Driving forward with new road safety programme
Mon, 23 Mar 2015
“Safer streets, fewer injuries and no fatalities on our roads”, that’s the message from East Ayrshire Council, announcing a multi-million pound plan to tackle accident black-spots, improve rural roads and make cycling and walking safer in towns and villages.
The news comes on top of a report, showing that road casualty trends in the area are continuing to reduce, with no fatalities reported for children aged 16 or under, for the sixth year in a row.
Last year’s figures also showed that one person died, 24 were seriously injured and 194 suffered slight injuries in road traffic accidents. This compares favourably with figures from five years ago (when the Scottish Government set road casualty targets for all local authorities) when five people died, 44 were seriously injured and 237 suffered minor injuries.
Welcoming the report, Councillor Tom Cook, Spokesperson for Community Safety said: “One fatality on our roads is one too many and our absolute aim is to make sure no-one travelling on the road in East Ayrshire is killed.
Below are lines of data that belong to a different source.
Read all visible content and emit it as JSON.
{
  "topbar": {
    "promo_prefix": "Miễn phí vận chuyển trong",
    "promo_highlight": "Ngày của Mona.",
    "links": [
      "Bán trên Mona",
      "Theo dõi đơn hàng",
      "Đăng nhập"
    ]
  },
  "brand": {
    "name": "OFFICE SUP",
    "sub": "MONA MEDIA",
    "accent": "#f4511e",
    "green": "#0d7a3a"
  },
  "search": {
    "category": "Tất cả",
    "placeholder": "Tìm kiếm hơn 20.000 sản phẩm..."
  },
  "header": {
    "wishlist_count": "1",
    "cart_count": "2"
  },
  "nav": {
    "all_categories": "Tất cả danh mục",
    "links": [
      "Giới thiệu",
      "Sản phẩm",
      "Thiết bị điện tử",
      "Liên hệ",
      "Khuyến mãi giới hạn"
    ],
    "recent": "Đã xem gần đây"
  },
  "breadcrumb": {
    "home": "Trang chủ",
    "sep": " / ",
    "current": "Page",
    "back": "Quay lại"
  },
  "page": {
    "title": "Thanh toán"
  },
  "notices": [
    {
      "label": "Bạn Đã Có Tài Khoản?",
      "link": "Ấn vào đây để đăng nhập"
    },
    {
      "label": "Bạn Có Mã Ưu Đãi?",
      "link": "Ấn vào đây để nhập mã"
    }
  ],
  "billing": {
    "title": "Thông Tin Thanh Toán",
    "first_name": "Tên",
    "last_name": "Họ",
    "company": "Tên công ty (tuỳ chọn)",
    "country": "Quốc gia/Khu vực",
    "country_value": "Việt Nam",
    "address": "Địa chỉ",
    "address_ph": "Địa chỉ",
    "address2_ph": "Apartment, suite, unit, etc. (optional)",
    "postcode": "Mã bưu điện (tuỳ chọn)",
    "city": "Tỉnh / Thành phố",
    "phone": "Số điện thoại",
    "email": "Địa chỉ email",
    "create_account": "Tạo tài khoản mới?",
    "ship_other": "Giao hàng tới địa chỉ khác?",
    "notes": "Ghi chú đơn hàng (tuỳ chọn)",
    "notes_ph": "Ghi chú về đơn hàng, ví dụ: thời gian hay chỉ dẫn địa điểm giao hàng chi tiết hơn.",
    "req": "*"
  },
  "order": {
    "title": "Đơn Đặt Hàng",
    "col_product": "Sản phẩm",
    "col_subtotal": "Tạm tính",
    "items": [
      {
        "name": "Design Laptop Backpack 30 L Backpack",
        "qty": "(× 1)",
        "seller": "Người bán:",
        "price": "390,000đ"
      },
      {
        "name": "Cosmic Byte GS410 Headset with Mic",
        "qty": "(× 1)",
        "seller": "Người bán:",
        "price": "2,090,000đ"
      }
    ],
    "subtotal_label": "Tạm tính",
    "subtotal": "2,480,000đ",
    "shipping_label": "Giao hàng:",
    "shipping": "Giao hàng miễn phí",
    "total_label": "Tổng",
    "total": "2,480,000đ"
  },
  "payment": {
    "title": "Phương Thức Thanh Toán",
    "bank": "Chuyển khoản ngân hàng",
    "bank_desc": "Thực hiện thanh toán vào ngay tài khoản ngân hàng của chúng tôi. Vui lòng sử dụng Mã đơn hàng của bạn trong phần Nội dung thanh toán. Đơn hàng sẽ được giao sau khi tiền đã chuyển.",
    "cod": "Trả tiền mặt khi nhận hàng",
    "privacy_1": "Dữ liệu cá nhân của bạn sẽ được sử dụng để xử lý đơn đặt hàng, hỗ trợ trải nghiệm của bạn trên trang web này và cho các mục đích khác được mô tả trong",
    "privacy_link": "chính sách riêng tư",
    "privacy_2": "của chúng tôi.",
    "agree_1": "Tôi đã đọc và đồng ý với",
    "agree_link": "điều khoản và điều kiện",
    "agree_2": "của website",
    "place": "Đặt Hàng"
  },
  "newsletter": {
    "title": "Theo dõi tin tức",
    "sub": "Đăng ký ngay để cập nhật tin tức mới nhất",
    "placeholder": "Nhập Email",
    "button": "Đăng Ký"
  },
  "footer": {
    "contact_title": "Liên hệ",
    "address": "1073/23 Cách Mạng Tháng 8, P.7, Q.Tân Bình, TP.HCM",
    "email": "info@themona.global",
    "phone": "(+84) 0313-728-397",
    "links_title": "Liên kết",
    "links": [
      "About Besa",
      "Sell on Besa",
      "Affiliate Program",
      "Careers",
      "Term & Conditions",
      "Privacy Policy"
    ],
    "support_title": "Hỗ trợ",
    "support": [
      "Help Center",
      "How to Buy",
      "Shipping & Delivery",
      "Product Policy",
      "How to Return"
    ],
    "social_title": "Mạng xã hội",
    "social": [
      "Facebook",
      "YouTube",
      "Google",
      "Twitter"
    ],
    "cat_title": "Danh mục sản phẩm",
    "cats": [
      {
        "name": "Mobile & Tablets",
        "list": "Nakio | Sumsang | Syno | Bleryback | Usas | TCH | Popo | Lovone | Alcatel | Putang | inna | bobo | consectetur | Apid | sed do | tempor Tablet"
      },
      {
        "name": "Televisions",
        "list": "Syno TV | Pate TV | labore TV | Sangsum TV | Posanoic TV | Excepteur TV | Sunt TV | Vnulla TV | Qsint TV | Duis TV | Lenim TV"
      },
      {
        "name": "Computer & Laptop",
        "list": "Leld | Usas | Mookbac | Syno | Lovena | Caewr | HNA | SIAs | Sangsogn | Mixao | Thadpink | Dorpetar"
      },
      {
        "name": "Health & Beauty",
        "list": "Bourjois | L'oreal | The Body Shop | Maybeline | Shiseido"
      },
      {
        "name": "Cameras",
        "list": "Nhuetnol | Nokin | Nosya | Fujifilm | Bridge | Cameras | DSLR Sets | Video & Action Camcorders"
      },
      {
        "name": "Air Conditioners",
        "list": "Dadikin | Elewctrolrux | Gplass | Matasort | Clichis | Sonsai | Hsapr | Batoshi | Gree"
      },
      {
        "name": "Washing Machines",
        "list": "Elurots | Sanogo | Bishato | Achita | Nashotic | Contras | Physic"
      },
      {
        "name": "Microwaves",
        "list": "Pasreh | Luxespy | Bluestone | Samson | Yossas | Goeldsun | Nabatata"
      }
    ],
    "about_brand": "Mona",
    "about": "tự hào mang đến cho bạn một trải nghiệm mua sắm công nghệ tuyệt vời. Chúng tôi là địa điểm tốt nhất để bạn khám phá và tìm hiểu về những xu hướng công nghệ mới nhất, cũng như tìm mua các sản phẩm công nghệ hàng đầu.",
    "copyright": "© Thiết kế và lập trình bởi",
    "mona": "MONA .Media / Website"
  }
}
“Nationally, we are one of the best performing local authorities in reducing the numbers of injuries and fatalities on the road and we’re determined to improve on this even more.”
A further series of measures and work programmes to make roads safer and prevent accidents will be implemented, which includes a £2.6 million improvement along a dangerous section of the A70 at Glenbuck, bordering South Lanarkshire.
The road there will be straightened and widened, significantly improving visibility and new road markings will be introduced to further boost driver safety. Work on the dangerous stretch of road is likely to begin late this year, with completion scheduled for summer 2016.
Planned modifications to the Moorfield roundabout will go ahead, with major resurfacing works and a minor change to the road layout starting in May 2015.
The Council will also introduce anti-skid surfaces on rural roads where problem bends are identified and will work to simplify road signage in urban areas, particularly around schools and residential areas.
A combination of refreshed road markings, chevrons, marker posts and warning signs will also be introduced at critical areas on roads – all aimed at making drivers aware of possible danger ahead – and the need to reduce their speed.
Councillor Cook continued: “Many of the other safety and improvement measures we’ll be undertaking are a direct result of listening to our residents and include dropped kerbs on footpaths for wheelchair and scooter users, or improved bus stops with higher boarding kerbs, better lighting and real-time information boards.
“20mph zones have already been introduced in and around our schools and many residential areas – and this programme will continue.
“In addition, we’ll also be improving our cycle network between Galston and Newmilns, as well as in Kilmarnock town centre, making it safer whether you’re travelling on foot, two wheels or four.”
Road accidents are expensive, costing £40,000 every single day in East Ayrshire – that’s £15 million each year and the cost of a single fatal accident is close to £2 million.
Councillor Cook concluded: “Many accidents can be avoided by driving responsibly and in keeping with road conditions. Ultimately though, road users and pedestrians have to take personal responsibility when out and about.
“We’ll do everything we can to help minimise risk and maximise safety on our roads and in our towns, by continuing to listen to residents and by investing in sensible and practical measures aimed at preventing accidents.”